Sekules has named her favorites. There is the Greasytee, for instance. That’s when a T-shirt gets grease spots, and she puts a chain stitch border around the splatters so they look like tiny maps. The Porthole effect uses the neat eyelet frame she applied to the Dolce & Gabbana sweater.
In the hands of a gifted sewer or embroiderer - or a creative dabbler, for that matter - visible mending can turn mass-produced clothing into a one-of-a-kind garment.
“The personalisation process - to me, that’s the most important part,” said Sekules, who especially likes to mend cheap fast fashion “because it’s supposed to just disintegrate.”
She also takes her needle to expensive designer pieces. “People don’t understand that clothes are penetrable,” Sekules said. “It doesn’t mean you can’t mess with it - it’s yours.” (Though doing so will lower resale value.)
For Hammersen, visible mending is a political act but equally a meditative and low-stakes creative activity. “Doodling with thread,” as she put it.

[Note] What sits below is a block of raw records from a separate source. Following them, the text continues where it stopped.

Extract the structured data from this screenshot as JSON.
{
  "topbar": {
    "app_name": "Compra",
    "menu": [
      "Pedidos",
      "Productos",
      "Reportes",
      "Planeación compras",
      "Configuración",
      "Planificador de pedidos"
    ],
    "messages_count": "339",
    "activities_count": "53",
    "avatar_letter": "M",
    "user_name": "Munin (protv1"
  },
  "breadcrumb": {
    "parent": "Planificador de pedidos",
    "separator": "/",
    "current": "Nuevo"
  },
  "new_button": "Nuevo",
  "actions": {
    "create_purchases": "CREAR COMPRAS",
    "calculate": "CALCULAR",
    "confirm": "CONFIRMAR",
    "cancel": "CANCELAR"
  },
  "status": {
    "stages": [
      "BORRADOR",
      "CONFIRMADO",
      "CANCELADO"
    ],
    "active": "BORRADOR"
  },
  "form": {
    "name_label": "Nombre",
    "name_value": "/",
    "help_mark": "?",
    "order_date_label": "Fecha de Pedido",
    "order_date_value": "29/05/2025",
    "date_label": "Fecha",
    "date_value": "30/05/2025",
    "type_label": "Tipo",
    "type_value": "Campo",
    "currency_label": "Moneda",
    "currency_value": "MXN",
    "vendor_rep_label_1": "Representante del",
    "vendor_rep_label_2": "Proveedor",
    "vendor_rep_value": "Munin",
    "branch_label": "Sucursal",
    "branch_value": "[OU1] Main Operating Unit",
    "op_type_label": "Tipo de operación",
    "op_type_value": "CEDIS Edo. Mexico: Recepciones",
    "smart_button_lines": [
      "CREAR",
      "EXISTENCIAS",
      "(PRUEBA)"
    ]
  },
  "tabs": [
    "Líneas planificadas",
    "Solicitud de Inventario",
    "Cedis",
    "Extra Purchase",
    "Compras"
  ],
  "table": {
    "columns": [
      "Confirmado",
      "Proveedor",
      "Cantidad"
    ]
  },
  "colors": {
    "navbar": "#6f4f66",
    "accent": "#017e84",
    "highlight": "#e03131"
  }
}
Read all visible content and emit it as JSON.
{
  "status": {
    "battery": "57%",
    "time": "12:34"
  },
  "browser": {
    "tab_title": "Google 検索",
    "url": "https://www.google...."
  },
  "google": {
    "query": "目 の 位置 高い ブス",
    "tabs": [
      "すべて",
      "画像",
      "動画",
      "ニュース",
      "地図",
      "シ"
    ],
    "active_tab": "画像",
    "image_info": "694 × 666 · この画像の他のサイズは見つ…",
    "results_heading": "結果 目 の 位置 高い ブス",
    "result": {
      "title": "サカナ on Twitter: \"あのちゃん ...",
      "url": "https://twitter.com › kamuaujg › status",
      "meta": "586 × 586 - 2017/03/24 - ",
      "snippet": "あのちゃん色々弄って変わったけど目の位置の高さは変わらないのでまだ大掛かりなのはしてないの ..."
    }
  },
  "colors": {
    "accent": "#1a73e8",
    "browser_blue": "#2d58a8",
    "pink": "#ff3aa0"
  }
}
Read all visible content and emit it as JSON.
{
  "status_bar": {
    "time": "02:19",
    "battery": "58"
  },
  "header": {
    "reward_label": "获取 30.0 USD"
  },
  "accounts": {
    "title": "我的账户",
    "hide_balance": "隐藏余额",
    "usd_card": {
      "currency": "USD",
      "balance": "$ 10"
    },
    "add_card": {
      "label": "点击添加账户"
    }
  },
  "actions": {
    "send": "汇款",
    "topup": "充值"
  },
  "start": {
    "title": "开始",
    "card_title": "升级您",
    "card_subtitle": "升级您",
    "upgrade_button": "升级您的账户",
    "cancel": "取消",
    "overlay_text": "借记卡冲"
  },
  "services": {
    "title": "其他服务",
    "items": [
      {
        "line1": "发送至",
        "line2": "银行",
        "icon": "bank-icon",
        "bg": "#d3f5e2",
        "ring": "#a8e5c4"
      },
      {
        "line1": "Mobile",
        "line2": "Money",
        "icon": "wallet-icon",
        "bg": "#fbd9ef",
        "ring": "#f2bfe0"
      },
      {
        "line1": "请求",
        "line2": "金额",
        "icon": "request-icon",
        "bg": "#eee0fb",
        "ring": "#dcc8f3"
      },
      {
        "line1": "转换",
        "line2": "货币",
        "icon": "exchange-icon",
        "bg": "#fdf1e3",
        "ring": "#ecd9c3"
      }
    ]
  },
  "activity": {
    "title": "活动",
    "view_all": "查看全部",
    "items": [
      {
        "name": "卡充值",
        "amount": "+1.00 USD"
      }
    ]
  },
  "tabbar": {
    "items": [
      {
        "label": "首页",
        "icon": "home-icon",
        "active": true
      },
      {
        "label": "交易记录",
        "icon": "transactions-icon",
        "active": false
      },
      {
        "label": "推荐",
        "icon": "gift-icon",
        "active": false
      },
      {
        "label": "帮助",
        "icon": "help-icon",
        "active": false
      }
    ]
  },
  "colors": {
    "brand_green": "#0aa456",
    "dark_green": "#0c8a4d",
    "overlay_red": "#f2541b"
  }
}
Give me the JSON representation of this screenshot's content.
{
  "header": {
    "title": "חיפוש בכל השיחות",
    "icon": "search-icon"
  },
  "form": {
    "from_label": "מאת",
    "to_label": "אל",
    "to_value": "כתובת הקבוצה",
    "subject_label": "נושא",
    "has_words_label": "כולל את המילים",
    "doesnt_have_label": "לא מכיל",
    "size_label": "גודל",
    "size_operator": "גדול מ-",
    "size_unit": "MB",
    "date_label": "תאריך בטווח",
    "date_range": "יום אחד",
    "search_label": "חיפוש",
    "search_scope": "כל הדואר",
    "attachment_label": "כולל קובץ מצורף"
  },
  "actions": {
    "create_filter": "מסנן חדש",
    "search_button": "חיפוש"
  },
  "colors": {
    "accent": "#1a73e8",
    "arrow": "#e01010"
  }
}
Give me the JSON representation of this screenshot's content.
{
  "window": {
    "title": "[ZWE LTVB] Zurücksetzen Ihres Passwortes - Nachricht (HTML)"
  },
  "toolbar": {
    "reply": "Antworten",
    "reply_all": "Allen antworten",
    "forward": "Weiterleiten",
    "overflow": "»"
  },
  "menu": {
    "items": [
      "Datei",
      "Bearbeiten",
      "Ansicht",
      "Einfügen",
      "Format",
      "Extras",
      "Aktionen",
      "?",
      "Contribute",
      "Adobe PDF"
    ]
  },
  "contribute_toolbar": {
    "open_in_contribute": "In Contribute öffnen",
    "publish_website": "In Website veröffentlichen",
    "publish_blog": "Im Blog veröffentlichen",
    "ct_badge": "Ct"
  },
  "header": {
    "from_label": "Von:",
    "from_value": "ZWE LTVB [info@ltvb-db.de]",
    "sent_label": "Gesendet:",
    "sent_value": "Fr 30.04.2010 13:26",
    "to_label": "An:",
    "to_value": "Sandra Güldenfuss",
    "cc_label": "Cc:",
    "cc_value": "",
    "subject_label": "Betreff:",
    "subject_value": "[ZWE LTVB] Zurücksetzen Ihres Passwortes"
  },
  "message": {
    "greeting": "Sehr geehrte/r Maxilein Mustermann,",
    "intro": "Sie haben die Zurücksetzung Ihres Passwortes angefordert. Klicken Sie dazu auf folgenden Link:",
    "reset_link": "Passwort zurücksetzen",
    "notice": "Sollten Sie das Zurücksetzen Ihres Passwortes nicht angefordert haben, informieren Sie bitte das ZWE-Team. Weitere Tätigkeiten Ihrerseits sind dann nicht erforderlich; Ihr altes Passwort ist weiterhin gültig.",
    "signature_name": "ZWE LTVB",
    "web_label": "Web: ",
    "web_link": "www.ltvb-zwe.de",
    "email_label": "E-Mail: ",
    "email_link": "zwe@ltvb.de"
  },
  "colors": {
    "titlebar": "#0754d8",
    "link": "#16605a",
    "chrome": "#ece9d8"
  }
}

Van Deijnen sees wearing a visibly mended garment as a way for a self-described introvert to make a statement about fashion’s throwaway culture. “I identify with that way of noticing,” he said, of his clothes speaking for himself. “People can ask me, but I’m not there to shout in people’s faces.”
That’s not to say menders can’t be confrontational. When she wants to “get the conversation going,” Sekules said, she puts on an old pair of engineer-stripe overalls that she repaired with red patches around the crotch - “mendstruation,” she calls the look.
“People laugh,” Sekules said. “Or they’re terrified and run in the other direction.”